Freeman’s 1990 win for Driving Miss Daisy (actor in a musical/comedy category) is a reminder that the Globes have historically been a place where “movie-star authority” gets recognized early. His career later earned the Cecil B. DeMille Award in 2012.

6. Viola Davis

Davis won Supporting Actress for Fences, the kind of performance that doesn’t let you look away. She’s also a DeMille honoree, which speaks to what her career has become. Not just award-winning work, her contributions are an era-defining standard for film and TV acting.

7. Mahershala Ali

Ali’s Supporting Actor win for Green Book showcased his ability to make minimal moves with maximum impact. Instead of overplaying emotions, he lets them simmer before landing with impact onscreen. The Globes recognized that kind of restraint as its own form of power.

8. Whoopi Goldberg

Goldberg has range in the truest sense: she won Best Actress (Drama) for The Color Purple and later won Supporting Actress for Ghost. Two completely different lanes, both unmistakably her: Comedic timing, emotional clarity, and star charisma all at once.

9. Jamie Foxx

Foxx’s win for Ray (Best Actor in a musical/comedy category) captured a moment when his talent stopped being a “he can do it all” talking point and became awards reality. He turned musicianship, transformation, and leading-man weight into one performance people still reference.

10. Octavia Spencer

Spencer’s Supporting Actress win for The Help crowned a performance built on detail, including every look, pause, and punchline. That Golden Globe win marked the moment her “scene-stealer” reputation turned into major awards hardware.

11. Eddie Murphy

Murphy has both the hardware and the lifetime-achievement flowers. He won Supporting Actor for Dreamgirls, then later received the Cecil B. DeMille Award.
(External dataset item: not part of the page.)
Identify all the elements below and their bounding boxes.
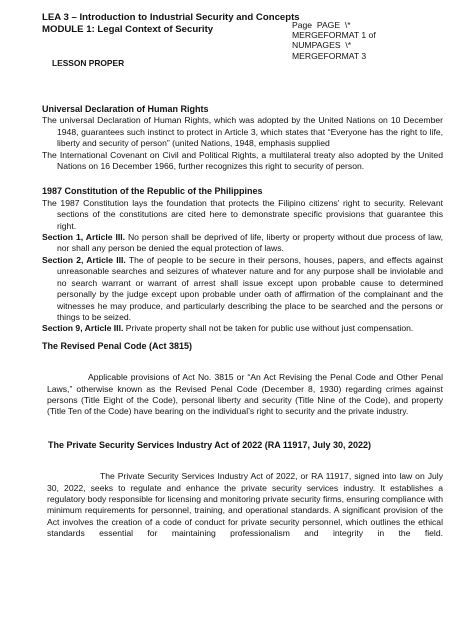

It’s a clean summary of his impact, which includes being a box-office force, cultural icon, and (simply put) a legit thespian.

12. Chadwick Boseman

Boseman’s posthumous win for Best Actor (Drama) for Ma Rainey’s Black Bottom hit like a collective salute. While this was for a specific performance, the late actor’s career balanced blockbuster symbolism with deliberate, craft-first choices in biopics and stage-to-screen work.

13. Sterling K. Brown

Brown’s win for “This Is Us” (TV drama acting category) marked a modern TV milestone as a performance that made vulnerability feel strong, not soft. He brought high-level emotional chops to network TV and made it feel like must-watch programming.

14. Oprah Winfrey

Oprah Winfrey’s Cecil B. DeMille Award win honors a career that’s bigger than a single lane: On-camera icon, producer, and cultural architect. The Globes officially list her as the 2018 recipient, putting her in a lineage of game-changers recognized for shaping entertainment itself.

15. Denzel Washington

The famed actor has multiple Globe wins across decades, plus a DeMille honor. His Golden Globes profile notes two wins and the 2016 Cecil B. DeMille Award, all of which solidify his role as both a superstar and a standard-bearer.

16. Sidney Poitier

Poitier’s legacy sits at the foundation. Golden Globes coverage notes him as the first Black artist to win Best Actor (for Lilies of the Field, 1964) and the first African American to receive the Cecil B. DeMille Award — early milestones that still echo through award-season history.

17. Ryan Coogler

Coogler’s Sinners landed major Golden Globes recognition in 2026, including Cinematic and Box Office Achievement as a win for the film, with additional high-profile nominations credited to him (director/screenplay). It’s a reminder that Black creative control — writing, directing, producing — can also be the headline.